Últimamente probé lo del ACEITE JOHNSONS, pero no hay quien lo quite al día siguiente (parece que no te lavas en un mes) y llega un momento que el asunto se te desmanda y hay que volver a la química. En un momento de desesperación volví al FILVIT-P, es la versión mejorada con Malation, pero como si nada. En medio de esta desesperación hace dos semanas me sinceré con mi farmacéutico y amigo que después de alucinar y comentarlo con colegas, me recomendó PARAPLUS, que es como un cóctel que lleva un poco de todo. Le pedí dos botes y me despedí de él, esta vez no fue efusivo ni salió de detrás del mostrador para darme dos besos como hacía siempre.
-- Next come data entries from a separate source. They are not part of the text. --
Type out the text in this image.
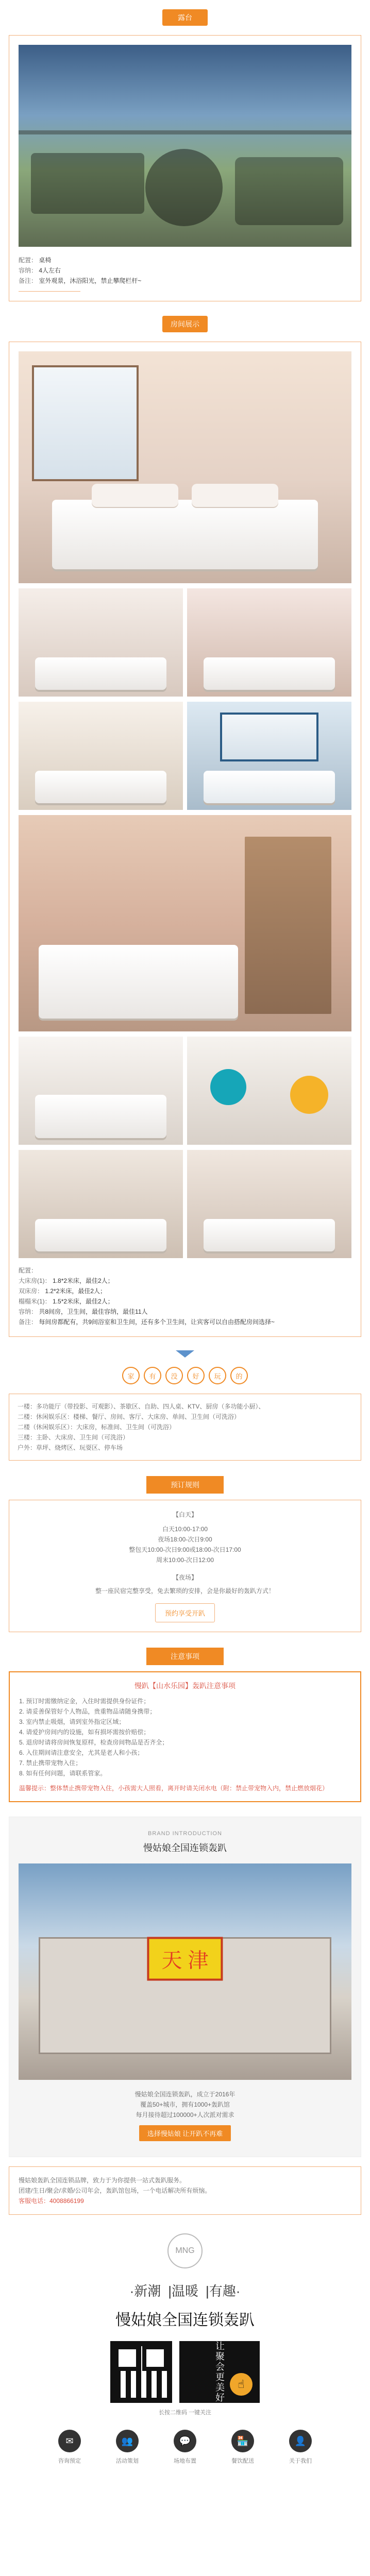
露台
配置： 桌椅
容纳： 4人左右
备注： 室外观景，沐浴阳光，禁止攀爬栏杆~
房间展示
配置：
大床房(1)： 1.8*2米床，最佳2人；
双床房： 1.2*2米床，最佳2人；
榻榻米(1)： 1.5*2米床，最佳2人；
容纳： 共8间房，卫生间，最佳容纳，最佳11人
备注： 每间房都配有，共9间浴室和卫生间，还有多个卫生间，让宾客可以自由搭配房间选择~
家 有 没 好 玩 的
一楼：多功能厅（带投影、可观影）、茶歇区、自助、四人桌、KTV、厨房（多功能小厨）、
二楼：休闲娱乐区：楼梯、餐厅、房间、客厅、大床房、单间、卫生间（可洗浴）
二楼（休闲娱乐区）：大床房，标准间、卫生间（可洗浴）
三楼：主卧、大床房、卫生间（可洗浴）
户外：草坪、烧烤区、玩耍区、停车场
预订规则
【白天】
白天10:00-17:00
夜场18:00-次日9:00
整包天10:00-次日9:00或18:00-次日17:00
周末10:00-次日12:00
【夜场】
整一座民宿完整享受，免去繁琐的安排，会是你最好的轰趴方式！
预约享受开趴
注意事项
慢趴【山水乐园】轰趴注意事项
1. 预订时需缴纳定金，入住时需提供身份证件；
2. 请妥善保管好个人物品，贵重物品请随身携带；
3. 室内禁止吸烟，请到室外指定区域；
4. 请爱护房间内的设施，如有损坏需按价赔偿；
5. 退房时请将房间恢复原样，检查房间物品是否齐全；
6. 入住期间请注意安全，尤其是老人和小孩；
7. 禁止携带宠物入住；
8. 如有任何问题，请联系管家。
温馨提示：整体禁止携带宠物入住，小孩需大人照看，离开时请关闭水电（附：禁止带宠物入内，禁止燃放烟花）
BRAND INTRODUCTION
慢姑娘全国连锁轰趴
天 津
慢姑娘全国连锁轰趴，成立于2016年
覆盖50+城市，拥有1000+轰趴馆
每月接待超过100000+人次派对需求
选择慢姑娘 让开趴不再难
慢姑娘轰趴全国连锁品牌，致力于为你提供一站式轰趴服务。
团建/生日/聚会/求婚/公司年会，轰趴馆包场，一个电话解决所有烦恼。
客服电话：4008866199
MNG
·新潮 |温暖 |有趣·
慢姑娘全国连锁轰趴
让聚会更美好	☝
长按二维码 一键关注
✉
咨询预定
👥
活动策划
💬
场地布置
🏪
餐饮配送
👤
关于我们
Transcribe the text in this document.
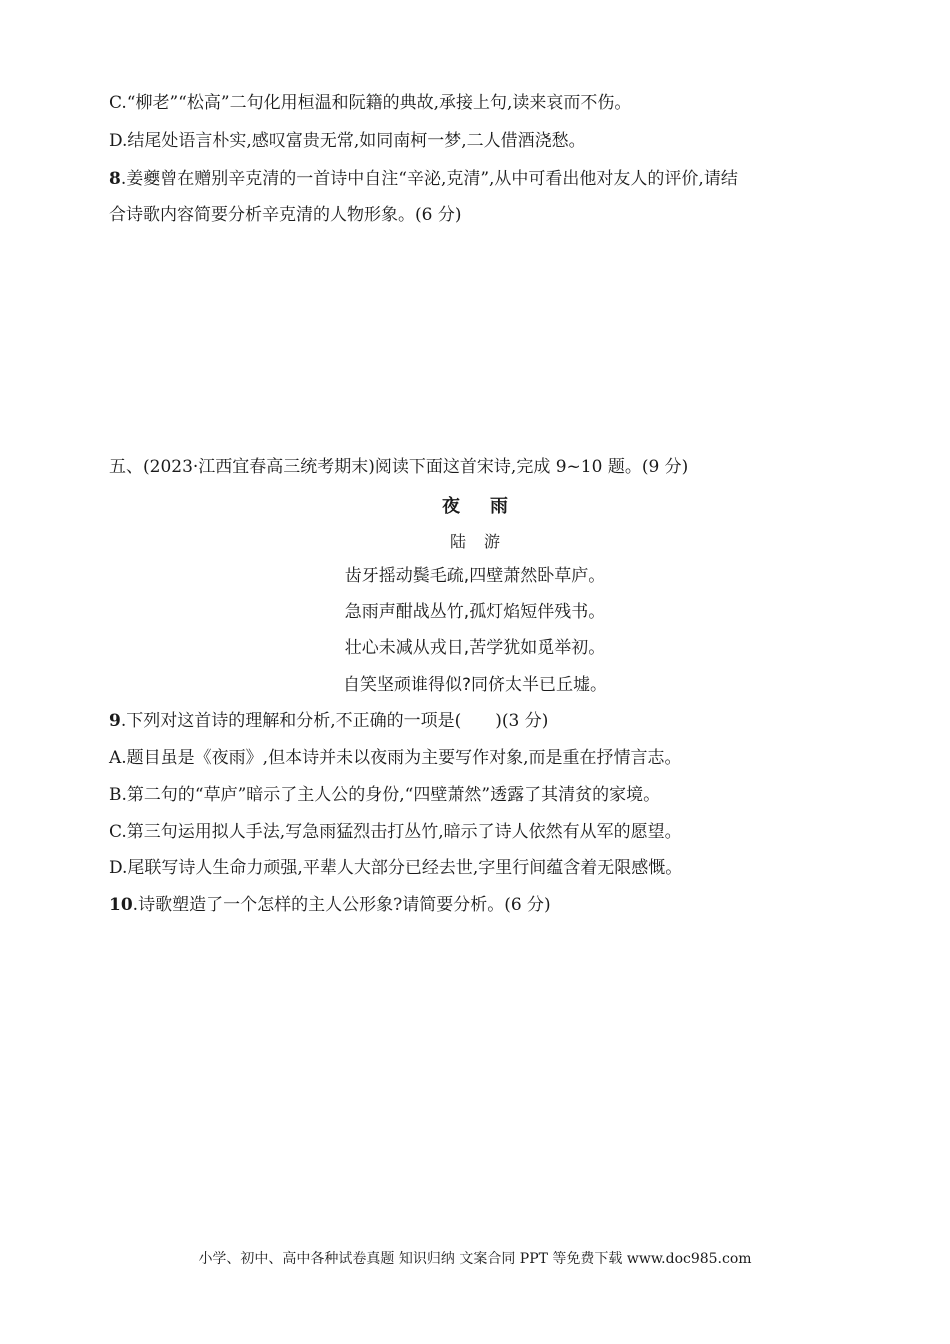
C.“柳老”“松高”二句化用桓温和阮籍的典故,承接上句,读来哀而不伤。
D.结尾处语言朴实,感叹富贵无常,如同南柯一梦,二人借酒浇愁。
8.姜夔曾在赠别辛克清的一首诗中自注“辛泌,克清”,从中可看出他对友人的评价,请结
合诗歌内容简要分析辛克清的人物形象。(6 分)
五、(2023·江西宜春高三统考期末)阅读下面这首宋诗,完成 9~10 题。(9 分)
夜雨
陆游
齿牙摇动鬓毛疏,四壁萧然卧草庐。
急雨声酣战丛竹,孤灯焰短伴残书。
壮心未减从戎日,苦学犹如觅举初。
自笑坚顽谁得似?同侪太半已丘墟。
9.下列对这首诗的理解和分析,不正确的一项是(　　)(3 分)
A.题目虽是《夜雨》,但本诗并未以夜雨为主要写作对象,而是重在抒情言志。
B.第二句的“草庐”暗示了主人公的身份,“四壁萧然”透露了其清贫的家境。
C.第三句运用拟人手法,写急雨猛烈击打丛竹,暗示了诗人依然有从军的愿望。
D.尾联写诗人生命力顽强,平辈人大部分已经去世,字里行间蕴含着无限感慨。
10.诗歌塑造了一个怎样的主人公形象?请简要分析。(6 分)
小学、初中、高中各种试卷真题 知识归纳 文案合同 PPT 等免费下载 www.doc985.com
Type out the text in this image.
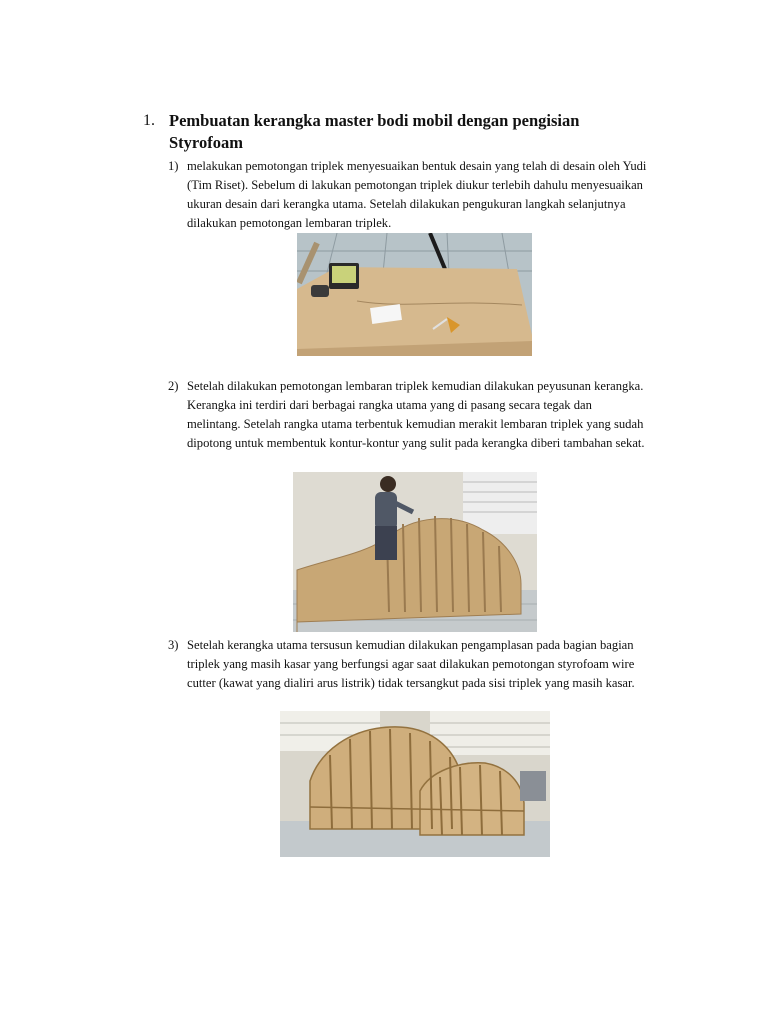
1. Pembuatan kerangka master bodi mobil dengan pengisian Styrofoam
1) melakukan pemotongan triplek menyesuaikan bentuk desain yang telah di desain oleh Yudi (Tim Riset). Sebelum di lakukan pemotongan triplek diukur terlebih dahulu menyesuaikan ukuran desain dari kerangka utama. Setelah dilakukan pengukuran langkah selanjutnya dilakukan pemotongan lembaran triplek.
2) Setelah dilakukan pemotongan lembaran triplek kemudian dilakukan peyusunan kerangka. Kerangka ini terdiri dari berbagai rangka utama yang di pasang secara tegak dan melintang. Setelah rangka utama terbentuk kemudian merakit lembaran triplek yang sudah dipotong untuk membentuk kontur-kontur yang sulit pada kerangka diberi tambahan sekat.
3) Setelah kerangka utama tersusun kemudian dilakukan pengamplasan pada bagian bagian triplek yang masih kasar yang berfungsi agar saat dilakukan pemotongan styrofoam wire cutter (kawat yang dialiri arus listrik) tidak tersangkut pada sisi triplek yang masih kasar.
Para ponerme el PARA PLUS tuve que salir a la terraza (lloviendo y con un frío de los de estos días de Noviembre) y cubrirme la cara desde la frente hasta la barbilla y las orejas con una toalla. Al principio bien, y hasta yo me lo creí porque el farmacéutico me dijo que era el último cartucho, que lo siguiente ya es el pelo al 1, pero a los tres días me tumbé en el sofá y viendo la película los noté, me picaba todo el lado que tuve encima.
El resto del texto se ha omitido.